Planta Pedra [Exposição]

Marta Branco Guerreiro
Referência(s):

Planta Pedra. 2020. Exposição patente na Sociedade Nacional de Belas Artes, Lisboa, Portugal, entre 25 de novembro e 30 de dezembro de 2020. Obras de Catarina Marto e de Raquel Pedro, curadoria de Vanessa Badagliacca.

Texto integral

Vista geral da exposição Planta Pedra na Sociedade Nacional de Belas Artes, Lisboa, 2020

© Estúdio Peso

  • 1 As artistas trabalham juntas desde 2008 num processo colaborativo que anula a autoria individual em (...)
  • 2 A palavra expedição é utilizada pelas próprias artistas no seu website: https://catagreenaxraquelpe (...)

1Em novembro e dezembro de 2020, a dupla de artistas Catarina Marto e Raquel Pedro1 apresentou a exposição Planta Pedra na Sociedade Nacional de Belas Artes (SNBA) com a curadoria de Vanessa Badagliacca.

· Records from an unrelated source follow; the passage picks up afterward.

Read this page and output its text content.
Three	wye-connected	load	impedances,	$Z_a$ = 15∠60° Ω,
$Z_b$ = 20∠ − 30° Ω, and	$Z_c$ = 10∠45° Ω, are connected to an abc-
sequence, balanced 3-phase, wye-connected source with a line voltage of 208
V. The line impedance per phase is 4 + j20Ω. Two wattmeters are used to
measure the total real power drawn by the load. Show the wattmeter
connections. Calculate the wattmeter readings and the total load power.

Partindo de uma residência/expedição2 artística de um ano, entre 2019 e 2020, nos Museus de Geociências do Instituto Superior Técnico de Lisboa da Universidade de Lisboa (Museu Décio Thadeu e Museu Alfredo Bensáude), os trabalhos levantam questões que, embora provenientes de diferentes campos de conhecimento, se cruzam entre si: ecologia, arquivo, classificação, museologia e coleções.

2A residência, tal como a palavra indica, implica a permanência num dado espaço e a familiarização com este. As reservas são o espaço íntimo do museu, o coração ao qual só é permitido o acesso a profissionais ou especialistas, por razões de segurança e de conservação dos materiais. Esse fator faz com que a curiosidade em relação a espaços como este seja crescente, por um lado, por se tratar de uma espécie de lugar proibido e inacessível, por outro, por ser do conhecimento comum que o que ali se guarda tem valor. A relação que se tem com uma coleção à qual se tem acesso através das reservas, não é a mesma que se tem quando se visita uma exposição, uma vez que as reservas permitem não só conhecer os objetos aí guardados, mas também ter uma perceção do trabalho realizado nos museus e das possibilidades de histórias a contar. Este olhar de proximidade permite perceber a organização, os modos de acondicionamento e as características de cada material, levando a um maior grau de intimidade e de conhecimento. Foi essa experiência que permitiu a esta dupla de mulheres artistas o tempo necessário para transformarem uma coleção de história natural em arte, não perdendo de vista a matéria primeira de relação: “planta”, “pedra”.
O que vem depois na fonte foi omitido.